The Senate on Thursday passed a major housing bill 89-10 that aims to bolster the housing supply and improve affordability. However, multifamily groups are sounding the alarm over a provision that they say would effectively eliminate the production of build-to-rent single-family housing and ultimately increase rent and home prices.
The bipartisan 21st Century ROAD to Housing Act, which would be the largest housing package signed into law in about 30 years, contains a number of measures designed to increase the supply of homes in order to advance its goal of improving affordability. While it is broadly supported by the housing industry, advocates warn the recently added Section 901 would have a chilling effect on the sector.
That section restricts institutional investors, defined as those that directly or indirectly own at least 350 single-family homes, from purchasing more SFHs. It exempts large investors that significantly overhaul or build new single-family homes specifically for the rental market — but critically, it still requires these properties to be sold to an individual homeowner after seven years. The renter would have first dibs to purchase.
Investors of this size own about 0.7% of the country’s 92 million single-family homes, and they have been scaling back acquisitions in recent years, making 1% of all U.S. home purchases, down from a 4% peak in 2022, according to analysis from John Burns Research and Consulting.
“Because BTR developments require large-scale investment and benefit from economies of scale, most firms operate beyond that threshold. They cannot invest under the risk of forced sales and potential losses driven by arbitrary deadlines,” per a March 5 letter from dozens of housing groups. The cosigners want to build-to-rent homes to be fully exempt.
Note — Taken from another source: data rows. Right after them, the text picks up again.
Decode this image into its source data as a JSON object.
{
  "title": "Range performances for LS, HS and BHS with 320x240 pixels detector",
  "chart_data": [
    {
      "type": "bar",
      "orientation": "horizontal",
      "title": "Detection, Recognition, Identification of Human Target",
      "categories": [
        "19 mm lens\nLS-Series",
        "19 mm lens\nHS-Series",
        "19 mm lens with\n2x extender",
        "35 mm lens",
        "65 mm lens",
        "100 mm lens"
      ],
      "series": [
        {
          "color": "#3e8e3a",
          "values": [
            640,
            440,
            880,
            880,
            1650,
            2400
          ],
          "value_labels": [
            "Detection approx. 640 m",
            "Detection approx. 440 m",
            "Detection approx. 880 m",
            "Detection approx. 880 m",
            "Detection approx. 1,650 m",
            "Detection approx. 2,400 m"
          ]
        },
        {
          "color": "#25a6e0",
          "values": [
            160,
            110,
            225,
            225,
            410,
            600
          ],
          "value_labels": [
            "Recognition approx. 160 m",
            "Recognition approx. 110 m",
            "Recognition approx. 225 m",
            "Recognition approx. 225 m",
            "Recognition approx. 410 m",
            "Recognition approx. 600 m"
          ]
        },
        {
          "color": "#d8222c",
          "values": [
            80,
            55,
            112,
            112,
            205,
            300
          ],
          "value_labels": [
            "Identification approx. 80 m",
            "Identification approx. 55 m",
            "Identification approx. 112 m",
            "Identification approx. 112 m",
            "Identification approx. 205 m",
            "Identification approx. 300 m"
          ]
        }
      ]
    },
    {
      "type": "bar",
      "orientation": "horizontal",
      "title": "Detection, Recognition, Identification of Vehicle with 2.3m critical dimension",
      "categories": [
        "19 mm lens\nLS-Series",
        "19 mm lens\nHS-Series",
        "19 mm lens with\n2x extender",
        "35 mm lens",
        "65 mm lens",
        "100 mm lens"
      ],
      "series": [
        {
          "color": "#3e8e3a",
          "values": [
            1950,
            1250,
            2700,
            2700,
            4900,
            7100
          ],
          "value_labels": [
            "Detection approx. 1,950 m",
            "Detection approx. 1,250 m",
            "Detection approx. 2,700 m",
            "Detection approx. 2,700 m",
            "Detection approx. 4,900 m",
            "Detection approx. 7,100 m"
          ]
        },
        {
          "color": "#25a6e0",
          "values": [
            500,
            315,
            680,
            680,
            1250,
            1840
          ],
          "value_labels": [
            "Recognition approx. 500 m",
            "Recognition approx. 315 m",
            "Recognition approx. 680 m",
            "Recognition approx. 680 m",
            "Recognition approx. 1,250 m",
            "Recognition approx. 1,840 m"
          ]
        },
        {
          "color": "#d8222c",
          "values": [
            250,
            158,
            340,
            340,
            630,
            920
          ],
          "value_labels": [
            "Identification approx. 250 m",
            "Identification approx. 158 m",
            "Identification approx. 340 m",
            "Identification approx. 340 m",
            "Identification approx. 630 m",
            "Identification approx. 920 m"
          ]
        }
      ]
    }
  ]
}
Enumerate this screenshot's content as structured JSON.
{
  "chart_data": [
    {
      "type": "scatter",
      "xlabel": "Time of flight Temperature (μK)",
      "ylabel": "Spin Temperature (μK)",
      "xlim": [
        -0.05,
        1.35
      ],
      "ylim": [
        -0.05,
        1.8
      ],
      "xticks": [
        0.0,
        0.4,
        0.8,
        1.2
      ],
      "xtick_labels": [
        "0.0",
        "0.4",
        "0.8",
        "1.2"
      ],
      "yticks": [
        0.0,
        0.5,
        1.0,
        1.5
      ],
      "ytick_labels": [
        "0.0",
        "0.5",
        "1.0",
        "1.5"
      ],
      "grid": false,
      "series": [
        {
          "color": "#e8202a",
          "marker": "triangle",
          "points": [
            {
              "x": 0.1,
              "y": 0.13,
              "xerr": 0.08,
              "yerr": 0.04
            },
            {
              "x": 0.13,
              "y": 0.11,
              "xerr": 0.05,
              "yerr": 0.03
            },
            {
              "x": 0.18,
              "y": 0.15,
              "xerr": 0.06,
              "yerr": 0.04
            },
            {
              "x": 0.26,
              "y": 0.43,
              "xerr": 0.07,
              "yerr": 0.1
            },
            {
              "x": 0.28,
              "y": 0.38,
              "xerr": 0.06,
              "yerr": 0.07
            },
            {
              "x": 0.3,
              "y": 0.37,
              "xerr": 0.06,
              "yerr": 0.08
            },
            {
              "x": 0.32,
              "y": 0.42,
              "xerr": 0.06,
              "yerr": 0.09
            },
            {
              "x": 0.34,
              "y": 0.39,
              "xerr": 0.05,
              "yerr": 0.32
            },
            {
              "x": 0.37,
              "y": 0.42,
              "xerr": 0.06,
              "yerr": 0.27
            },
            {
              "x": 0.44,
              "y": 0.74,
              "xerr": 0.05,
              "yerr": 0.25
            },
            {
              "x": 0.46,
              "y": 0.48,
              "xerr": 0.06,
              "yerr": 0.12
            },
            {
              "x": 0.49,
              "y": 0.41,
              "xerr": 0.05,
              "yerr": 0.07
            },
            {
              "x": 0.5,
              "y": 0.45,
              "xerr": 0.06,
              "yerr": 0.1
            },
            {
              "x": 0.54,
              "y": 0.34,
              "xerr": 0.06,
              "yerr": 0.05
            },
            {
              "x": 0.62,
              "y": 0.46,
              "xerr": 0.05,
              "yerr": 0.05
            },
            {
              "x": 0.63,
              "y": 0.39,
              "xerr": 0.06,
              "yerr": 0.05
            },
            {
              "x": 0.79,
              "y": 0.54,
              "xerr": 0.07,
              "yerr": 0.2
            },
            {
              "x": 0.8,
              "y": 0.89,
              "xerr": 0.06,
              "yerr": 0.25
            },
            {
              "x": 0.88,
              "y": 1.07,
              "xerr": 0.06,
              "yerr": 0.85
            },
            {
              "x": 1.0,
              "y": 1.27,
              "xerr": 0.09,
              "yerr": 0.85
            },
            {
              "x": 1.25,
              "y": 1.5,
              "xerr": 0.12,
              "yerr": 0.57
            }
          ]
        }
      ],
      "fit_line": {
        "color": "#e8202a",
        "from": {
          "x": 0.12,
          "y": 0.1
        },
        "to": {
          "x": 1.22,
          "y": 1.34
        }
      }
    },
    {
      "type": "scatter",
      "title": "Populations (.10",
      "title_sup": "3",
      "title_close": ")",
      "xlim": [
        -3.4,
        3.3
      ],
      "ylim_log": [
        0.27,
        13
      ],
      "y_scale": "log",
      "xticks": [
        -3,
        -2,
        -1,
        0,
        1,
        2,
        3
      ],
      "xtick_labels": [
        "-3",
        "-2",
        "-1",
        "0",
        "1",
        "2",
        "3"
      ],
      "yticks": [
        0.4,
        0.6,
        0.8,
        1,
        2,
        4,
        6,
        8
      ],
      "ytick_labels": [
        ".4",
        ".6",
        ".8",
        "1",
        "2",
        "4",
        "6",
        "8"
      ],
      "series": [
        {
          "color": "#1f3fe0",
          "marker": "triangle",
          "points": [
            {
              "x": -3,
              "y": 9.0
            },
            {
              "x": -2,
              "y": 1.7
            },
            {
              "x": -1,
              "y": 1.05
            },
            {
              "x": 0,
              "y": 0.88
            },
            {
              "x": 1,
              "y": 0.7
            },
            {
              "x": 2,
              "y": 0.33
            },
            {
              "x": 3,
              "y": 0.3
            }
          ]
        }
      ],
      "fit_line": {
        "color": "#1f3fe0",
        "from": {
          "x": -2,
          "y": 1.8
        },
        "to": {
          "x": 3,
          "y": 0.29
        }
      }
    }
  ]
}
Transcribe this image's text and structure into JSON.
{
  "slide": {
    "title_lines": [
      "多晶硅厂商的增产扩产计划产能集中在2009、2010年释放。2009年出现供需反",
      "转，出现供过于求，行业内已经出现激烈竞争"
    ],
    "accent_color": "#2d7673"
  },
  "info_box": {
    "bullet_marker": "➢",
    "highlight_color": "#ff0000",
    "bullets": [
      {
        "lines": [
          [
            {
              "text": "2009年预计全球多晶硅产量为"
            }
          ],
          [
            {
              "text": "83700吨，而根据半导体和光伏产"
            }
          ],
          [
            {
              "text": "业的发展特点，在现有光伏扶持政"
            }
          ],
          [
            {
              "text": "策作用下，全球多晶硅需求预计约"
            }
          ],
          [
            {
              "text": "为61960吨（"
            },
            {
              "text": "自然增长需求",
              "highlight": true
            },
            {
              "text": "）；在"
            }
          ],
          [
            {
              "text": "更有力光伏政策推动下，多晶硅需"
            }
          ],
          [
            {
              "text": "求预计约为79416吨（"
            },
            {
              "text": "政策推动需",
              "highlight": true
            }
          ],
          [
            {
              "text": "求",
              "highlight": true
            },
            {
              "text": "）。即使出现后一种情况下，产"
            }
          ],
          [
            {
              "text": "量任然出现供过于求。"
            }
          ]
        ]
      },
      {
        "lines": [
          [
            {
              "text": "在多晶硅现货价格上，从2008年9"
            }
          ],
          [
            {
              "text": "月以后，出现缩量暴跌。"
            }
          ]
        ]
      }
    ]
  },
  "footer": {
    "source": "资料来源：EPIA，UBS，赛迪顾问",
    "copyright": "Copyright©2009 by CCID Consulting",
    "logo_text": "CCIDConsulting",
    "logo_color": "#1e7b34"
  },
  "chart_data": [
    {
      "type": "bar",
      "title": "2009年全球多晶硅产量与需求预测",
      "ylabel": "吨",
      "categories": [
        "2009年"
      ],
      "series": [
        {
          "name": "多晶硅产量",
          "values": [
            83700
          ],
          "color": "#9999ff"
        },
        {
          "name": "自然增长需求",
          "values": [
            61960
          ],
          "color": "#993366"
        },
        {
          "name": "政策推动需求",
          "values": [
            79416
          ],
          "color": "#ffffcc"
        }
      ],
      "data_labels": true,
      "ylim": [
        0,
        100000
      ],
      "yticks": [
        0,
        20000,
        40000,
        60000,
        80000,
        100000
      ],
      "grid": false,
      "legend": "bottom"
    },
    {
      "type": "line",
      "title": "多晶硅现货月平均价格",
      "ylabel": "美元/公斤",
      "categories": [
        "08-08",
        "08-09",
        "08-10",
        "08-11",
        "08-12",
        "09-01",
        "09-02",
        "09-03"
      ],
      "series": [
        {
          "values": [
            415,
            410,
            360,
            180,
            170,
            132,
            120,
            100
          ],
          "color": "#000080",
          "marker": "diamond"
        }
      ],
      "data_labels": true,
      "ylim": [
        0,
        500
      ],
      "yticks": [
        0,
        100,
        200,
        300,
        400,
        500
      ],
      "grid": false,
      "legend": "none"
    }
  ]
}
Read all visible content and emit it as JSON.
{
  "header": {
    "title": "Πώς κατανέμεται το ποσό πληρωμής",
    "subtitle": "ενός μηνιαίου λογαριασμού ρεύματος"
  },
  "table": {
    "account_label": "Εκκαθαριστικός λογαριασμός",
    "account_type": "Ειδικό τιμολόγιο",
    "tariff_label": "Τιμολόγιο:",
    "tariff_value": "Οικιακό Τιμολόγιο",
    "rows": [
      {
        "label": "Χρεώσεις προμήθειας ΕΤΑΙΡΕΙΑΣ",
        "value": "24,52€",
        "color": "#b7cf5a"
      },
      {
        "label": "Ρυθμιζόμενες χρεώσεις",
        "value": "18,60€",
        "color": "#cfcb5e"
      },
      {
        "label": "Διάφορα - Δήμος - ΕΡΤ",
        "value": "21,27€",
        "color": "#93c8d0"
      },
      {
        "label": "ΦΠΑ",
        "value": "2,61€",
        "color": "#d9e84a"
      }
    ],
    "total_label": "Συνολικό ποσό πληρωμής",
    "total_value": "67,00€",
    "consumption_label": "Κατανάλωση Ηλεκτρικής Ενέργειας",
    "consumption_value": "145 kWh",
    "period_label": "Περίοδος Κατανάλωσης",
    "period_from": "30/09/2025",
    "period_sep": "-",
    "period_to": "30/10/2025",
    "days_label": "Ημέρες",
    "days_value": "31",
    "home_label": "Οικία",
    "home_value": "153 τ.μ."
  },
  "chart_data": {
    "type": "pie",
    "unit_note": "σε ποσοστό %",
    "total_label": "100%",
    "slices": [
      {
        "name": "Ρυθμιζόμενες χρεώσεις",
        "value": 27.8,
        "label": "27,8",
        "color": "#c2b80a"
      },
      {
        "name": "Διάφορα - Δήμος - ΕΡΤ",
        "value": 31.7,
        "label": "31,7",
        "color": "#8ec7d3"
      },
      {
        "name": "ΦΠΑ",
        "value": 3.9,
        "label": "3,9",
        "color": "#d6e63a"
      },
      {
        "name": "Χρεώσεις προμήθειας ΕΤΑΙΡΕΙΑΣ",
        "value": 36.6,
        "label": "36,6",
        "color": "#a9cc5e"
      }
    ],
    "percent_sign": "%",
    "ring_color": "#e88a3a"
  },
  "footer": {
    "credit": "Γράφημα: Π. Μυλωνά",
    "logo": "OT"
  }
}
The measure is billed as a way to “promote homeownership opportunities for American families, not corporations,” echoing President Donald Trump’s recent push to restrict institutional investors from buying up single-family homes. A Feb. 9 statement indicated that he wouldn’t sign the housing package without a single-family investor ban. However, Trump’s Jan. 20 executive order to that end had a clearer carveout for build-to-rent housing.
The new seven-year disposition requirement would be damaging to the legislation’s stated goals, according to Greg Brown, senior vice president of government affairs at the National Apartment Association.
“In practice, the disposition provision would stifle any meaningful investment into build-to-rent, ultimately removing a flexible and affordable living option for many Americans and their families, lowering rental supply and upending an important part of our nation’s housing affordability solution,” Brown told Multifamily Dive in an email.
BTR ban complications
Build-to-rent single-family homes are underwritten, financed and constructed as multifamily housing, according to a March 10 open letter from housing industry groups, and it is not possible to sell individual units as single-family homes as the provision requires. Plus, selling off BTR homes would require paying off the entire loan at the same time.
The provision brings up a slew of practical challenges, according to National Multifamily Housing Council President Sharon Wilson Géno, and “honestly, we don’t think it’s constitutional. It’s not even legal.”
“I don’t even know how you would do it, because many of these properties are built on large parcels, you know, one, two, maybe three contiguous parcels. They’re not even platted for sale. So to go back in, it’s like putting a square peg in a round hole. The utilities are structured for rental,” Wilson Géno told Multifamily Dive.
There’s a tremendous misunderstanding about what institutional investment in multifamily is or does, according to Wilson Géno.
“There’s this idea that there’ll be this housing and at the end of seven years, it can be sold. At this stage of the game, that housing is never going to be built, because no one’s going to invest in it,” she said. “This is a really important conversation that we in the multifamily space need to have with the public, that institutional investment is… what helps build housing.”
In addition, many renters of BTR single-family homes — such as members of the military and retirees — do not have the ability or desire to purchase a house, according to Wilson Géno.
“[Build-to-rent SFHs are a] really important growing source of housing supply, and to cut it off means we have less homes available, less freedom to choose housing options at different times in people’s lives to meet their needs and less affordability,” Wilson Géno said.
What’s next
The bill, spearheaded by Senate Committee on Banking, Housing, and Urban Affairs Chair Tim Scott,R-S.C., and Ranking Member Sen. Elizabeth Warren ,D-Mass., now heads back to the House, where the House Financial Services Committee has introduced its own package, the Housing for the 21st Century Act. A Thursday release from the Committee says that 84% of the House’s housing provisions are included in the Senate’s version.
The bill still faces hurdles before it can be signed into law: House Majority Leader Steve Scalise, R-La., told lawmakers that the bill will need to go through further negotiations, CNBC reported.
Although the president had previously backed the bill, last weekend he declared that he won’t sign any new laws unless Congress passes legislation that would require voters to show proof of citizenship and end most mail-in voting, The Guardian reported. House leaders indicated that they are unlikely to accept the Senate version and may launch a formal conference process to negotiate a deal between the chambers, which could take months.